Crackdown was the word of the year in 2011. Never has freedom of information been so closely associated with democracy. Never have journalists, through their reporting, vexed the enemies of freedom so much. Never have acts of censorship and physical attacks on journalists seemed so numerous. The equation is simple: the absence or suppression of civil liberties leads necessarily to the suppression of media freedom. Dictatorships fear and ban information, especially when it may undermine them.

It is no surprise that the same trio of countries, Eritrea, Turkmenistan and North Korea, absolute dictatorships that permit no civil liberties, again occupy the last three places in the index. This year, they are immediately preceded at the bottom by Syria, Iran and China, three countries that seem to have lost contact with reality as they have been sucked into an insane spiral of terror, and by Bahrain and Vietnam, quintessential oppressive regimes. Other countries such as Uganda and Belarus have also become much more repressive.

This year’s index finds the same group of countries at its head, countries such as Finland, Norway and Netherlands that respect basic freedoms. This serves as a reminder that media independence can only be maintained in strong democracies and that democracy needs media freedom. It is worth noting the entry of Cape Verde and Namibia into the top twenty, two African countries where no attempts to obstruct the media were reported in 2011.

clip_image001

Read the rest here. I didn’t read through the entire report though as to how the press freedom is treated or measured in terms of the cyberspace or the netizens.

clip_image002

But in many instance where many (in the local community) seem to believe that there has been much press freedom in the Philippines, the rankings (140th out of 179) would give them a disappointment.
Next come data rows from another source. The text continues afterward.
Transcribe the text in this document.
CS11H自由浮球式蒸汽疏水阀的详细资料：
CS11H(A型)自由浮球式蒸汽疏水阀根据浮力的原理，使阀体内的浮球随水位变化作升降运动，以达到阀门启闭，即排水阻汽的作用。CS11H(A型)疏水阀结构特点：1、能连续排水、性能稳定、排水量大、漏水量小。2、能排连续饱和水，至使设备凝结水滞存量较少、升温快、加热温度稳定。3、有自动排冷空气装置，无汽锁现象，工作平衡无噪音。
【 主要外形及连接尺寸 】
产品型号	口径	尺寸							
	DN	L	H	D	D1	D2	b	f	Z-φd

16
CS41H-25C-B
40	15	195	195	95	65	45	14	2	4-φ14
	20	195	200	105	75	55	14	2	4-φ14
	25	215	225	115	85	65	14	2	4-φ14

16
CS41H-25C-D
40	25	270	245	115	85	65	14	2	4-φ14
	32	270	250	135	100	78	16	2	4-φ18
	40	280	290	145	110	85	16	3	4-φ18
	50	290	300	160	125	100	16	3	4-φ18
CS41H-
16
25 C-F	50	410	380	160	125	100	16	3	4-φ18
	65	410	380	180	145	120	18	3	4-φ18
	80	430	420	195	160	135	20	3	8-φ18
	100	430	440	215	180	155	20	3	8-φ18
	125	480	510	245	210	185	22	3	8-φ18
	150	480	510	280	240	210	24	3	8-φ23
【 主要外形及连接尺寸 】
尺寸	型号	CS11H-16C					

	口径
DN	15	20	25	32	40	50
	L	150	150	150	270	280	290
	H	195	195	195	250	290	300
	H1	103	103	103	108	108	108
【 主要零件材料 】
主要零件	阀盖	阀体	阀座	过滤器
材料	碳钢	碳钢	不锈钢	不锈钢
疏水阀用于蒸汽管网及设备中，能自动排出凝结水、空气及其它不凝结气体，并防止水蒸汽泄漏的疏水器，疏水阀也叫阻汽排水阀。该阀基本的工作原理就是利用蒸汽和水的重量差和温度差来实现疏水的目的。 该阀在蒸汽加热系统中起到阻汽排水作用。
Press freedom represents an indispensable or sine qua non element for civil liberties, a representative government, and especially, for market economies (economic freedom or capitalism)

As the great Ludwig von Mises explains,
A free press can exist only where there is private control of the means of production. In a socialist commonwealth, where all publication facilities and printing presses are owned and operated by the government, there cannot be any question of a free press. The government alone determines who should have the time and opportunity to write and what should be printed and published. Compared with the conditions prevailing in Soviet Russia, even Tsarist Russia, retrospectively, looks like a country of a free press. When the Nazis performed their notorious book auto-da-fes, they exactly conformed to the designs of one of the great socialist authors, Cabet.

As all nations are moving toward socialism, the freedom of authors is vanishing step by step. From day to day it becomes more difficult for a man to publish a book or an article, the content of which displeases the government or powerful pressure groups. The heretics are not yet "liquidated" as in Russia nor are their books burned by order of the Inquisition. Neither is there a return to the old system of censorship. The self-styled progressives have more efficient weapons at their disposal. Their foremost tool of oppression is boycotting authors, editors, publishers, booksellers, printers, advertisers, and readers.